Windows/Mac/iOS/Android: Audiogalaxy, the surprisingly simple app for streaming your own music between computers and smartphones (surprising in how rare that is, at least) is out of beta and open for registration. Download it, activate it, and listen to your tunes anywhere.

As it did during the beta test, Audiogalaxy makes it easy on the installer. After grabbing the Windows or Mac desktop software, the app automatically finds your music and offers it up to your Audiogalaxy library — just the listings, though, and you can fine-tune that. Install the client on your iOS or Android device, sign in (through an Audiogalaxy account or Facebook), and you've simply got all your music available through a net connection. You can also stream from computer to computer, if you'd like. There are playlists and other doodads available, and reverse iTunes playlist syncing, if you'd like that.

Audiogalaxy is a free download for Windows, Mac, iOS and Android devices. You can read up on the history of Audiogalaxy, from its days in the same bucket as Napster to its modern, pared-down implementation, on the Audiogalaxy blog.

Audiogalaxy


Comments

    Isn't streaming your music pricey compared to just copying what you want using something like iSyncr? By streaming I'm paying for the internet downloading, but when copying by USB I don't incur any charges. Am I missing something here?

    Wow! AudioGalaxy is still alive? I remember when it used to be an FTP site indexer, then P2P, until RIAA, fresh off the Napster case, rained down fire and brimstone on it.

    @Jason across teh interwebs maybe, but if you're on the same wifi network as the host, it's much more convenient, especially if you have formats that aren't supported on your android device (I'm looking at you flac). Then all it costs is the electrons in your battery.

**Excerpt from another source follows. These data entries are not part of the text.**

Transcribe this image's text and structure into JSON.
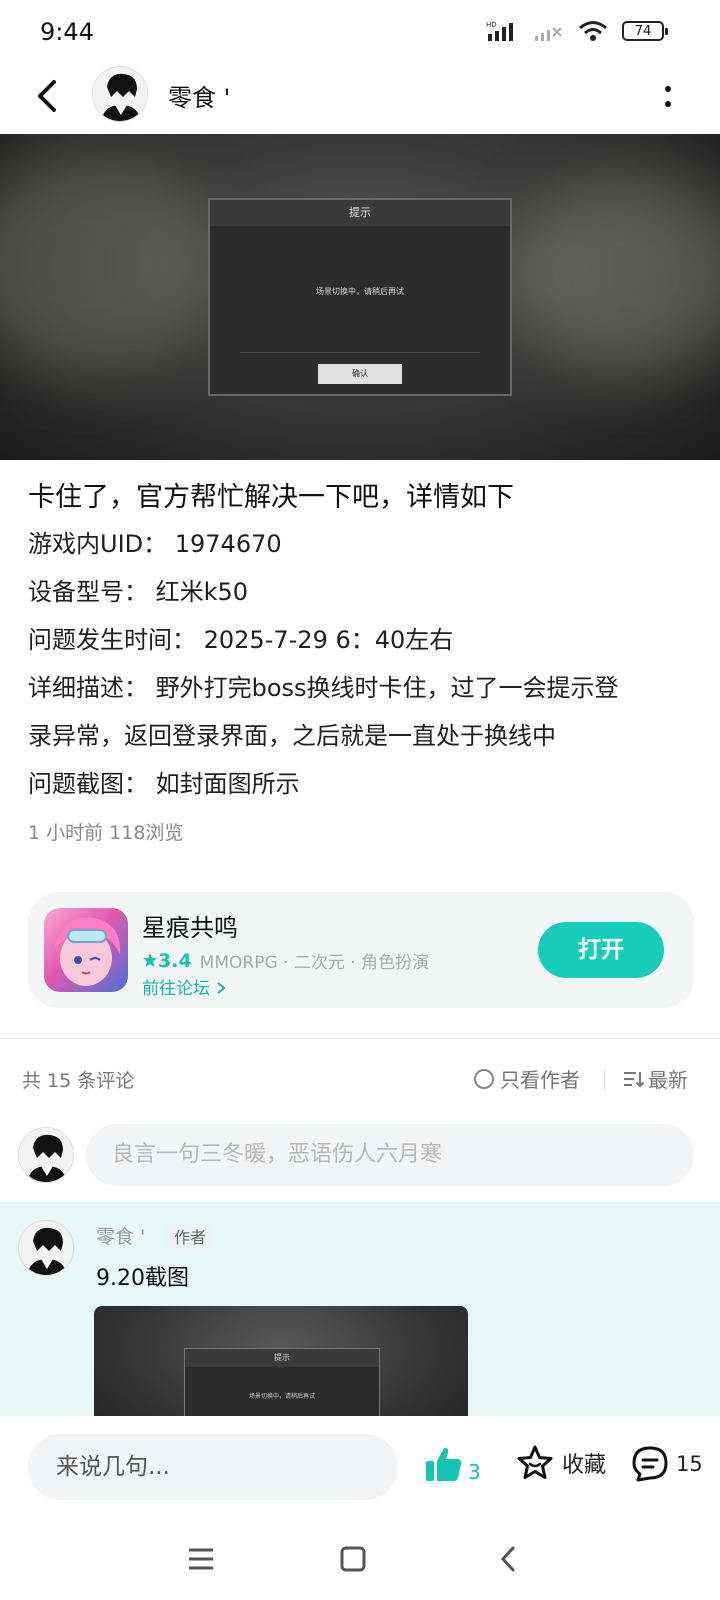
{
  "status_bar": {
    "time": "9:44",
    "battery": "74",
    "hd_label": "HD"
  },
  "header": {
    "username": "零食 '"
  },
  "cover": {
    "dialog_title": "提示",
    "dialog_message": "场景切换中，请稍后再试",
    "dialog_button": "确认"
  },
  "post": {
    "title": "卡住了，官方帮忙解决一下吧，详情如下",
    "lines": [
      "游戏内UID：  1974670",
      "设备型号：  红米k50",
      "问题发生时间：  2025-7-29 6：40左右",
      "详细描述：  野外打完boss换线时卡住，过了一会提示登",
      "录异常，返回登录界面，之后就是一直处于换线中",
      "问题截图：  如封面图所示"
    ],
    "meta": "1 小时前  118浏览"
  },
  "game_card": {
    "name": "星痕共鸣",
    "rating": "3.4",
    "tags": "MMORPG · 二次元 · 角色扮演",
    "forum_link": "前往论坛",
    "open_button": "打开"
  },
  "comments_header": {
    "count": "共 15 条评论",
    "author_only": "只看作者",
    "sort": "最新"
  },
  "comment_input": {
    "placeholder": "良言一句三冬暖，恶语伤人六月寒"
  },
  "comment": {
    "username": "零食 '",
    "tag": "作者",
    "text": "9.20截图",
    "image_dialog_title": "提示",
    "image_dialog_message": "场景切换中，请稍后再试"
  },
  "bottom_bar": {
    "input_placeholder": "来说几句...",
    "like_count": "3",
    "favorite_label": "收藏",
    "comment_count": "15"
  },
  "colors": {
    "accent": "#17cdb9",
    "highlight_bg": "#e6f7f6"
  }
}
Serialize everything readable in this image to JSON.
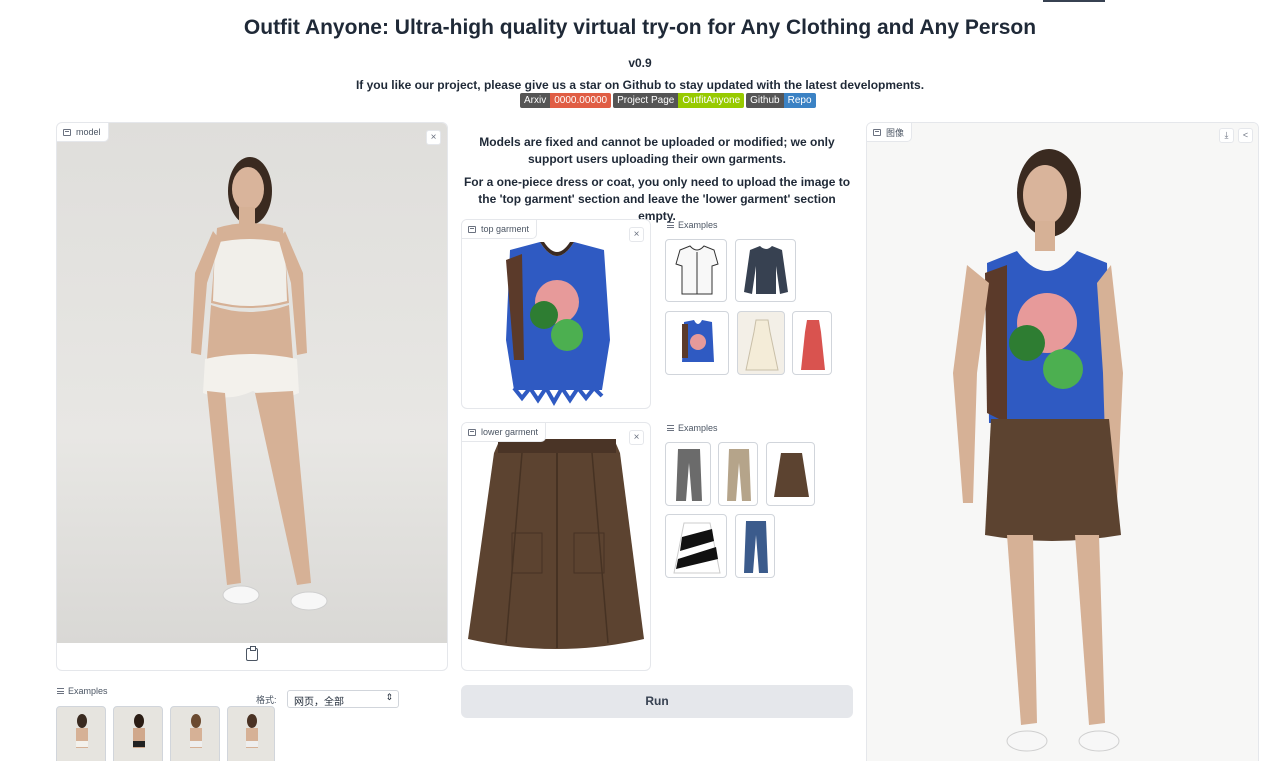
{
  "header": {
    "title": "Outfit Anyone: Ultra-high quality virtual try-on for Any Clothing and Any Person",
    "version": "v0.9",
    "notice": "If you like our project, please give us a star on Github to stay updated with the latest developments."
  },
  "badges": [
    {
      "left": "Arxiv",
      "right": "0000.00000",
      "color": "#e05d44"
    },
    {
      "left": "Project Page",
      "right": "OutfitAnyone",
      "color": "#97ca00"
    },
    {
      "left": "Github",
      "right": "Repo",
      "color": "#3b82c4"
    }
  ],
  "model_panel": {
    "label": "model",
    "examples_label": "Examples",
    "format_label": "格式:",
    "format_value": "网页，全部"
  },
  "center": {
    "info1": "Models are fixed and cannot be uploaded or modified; we only support users uploading their own garments.",
    "info2": "For a one-piece dress or coat, you only need to upload the image to the 'top garment' section and leave the 'lower garment' section empty.",
    "top_label": "top garment",
    "lower_label": "lower garment",
    "examples_label_top": "Examples",
    "examples_label_lower": "Examples",
    "run_label": "Run"
  },
  "output_panel": {
    "label": "图像"
  },
  "icons": {
    "close": "×",
    "download": "⤓",
    "share": "<"
  }
}
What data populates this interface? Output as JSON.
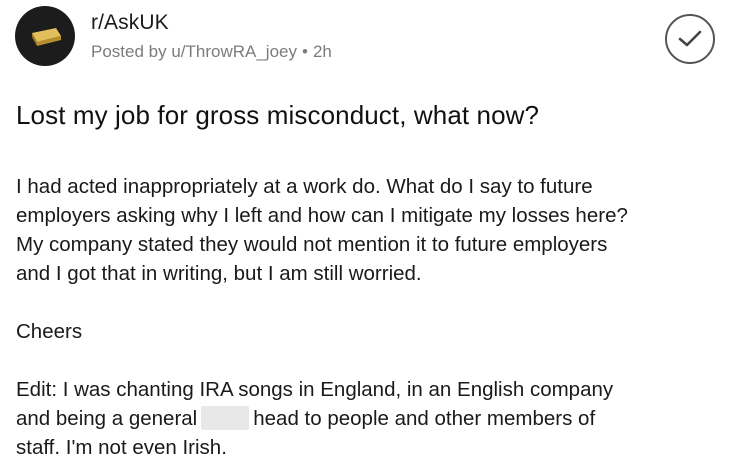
{
  "post": {
    "subreddit": "r/AskUK",
    "posted_by": "Posted by u/ThrowRA_joey",
    "separator": "•",
    "age": "2h",
    "avatar_icon": "gold-bar-icon",
    "joined_icon": "checkmark-circle-icon",
    "title": "Lost my job for gross misconduct, what now?",
    "body": {
      "paragraph1_lines": [
        "I had acted inappropriately at a work do. What do I say to future",
        "employers asking why I left and how can I mitigate my losses here?",
        "My company stated they would not mention it to future employers",
        "and I got that in writing, but I am still worried."
      ],
      "paragraph2": "Cheers",
      "edit_line1": "Edit: I was chanting IRA songs in England, in an English company",
      "edit_line2_before": "and being a general",
      "edit_line2_after": "head to people and other members of",
      "edit_line3": "staff. I'm not even Irish."
    }
  },
  "colors": {
    "text": "#1a1a1b",
    "meta": "#7c7c7c",
    "avatar_bg": "#1c1c1c",
    "gold": "#c9a23a"
  }
}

      OK, but when I'm using wifi (i.e. at home) I'm going to use my stereo. The only time that I'd want to play music on my Android is when I'm out (i.e. not using wifi). I'll stick with putting the actual music files on my SD card for now.

        In some cases, use of a stereo is not possible. I often want to listen to music when I'm working, either at work or at home.

        In the office, my co-workers don't appreciate the same music I do, so headphones are required. I'm not always sat at my desk, so I bought a stereo bluetooth transmitter, but that doesn't reach the workshop downstairs, while the WiFi does.

        At home, I have a baby and a spouse that works shiftwork, so again headphones are a necessity.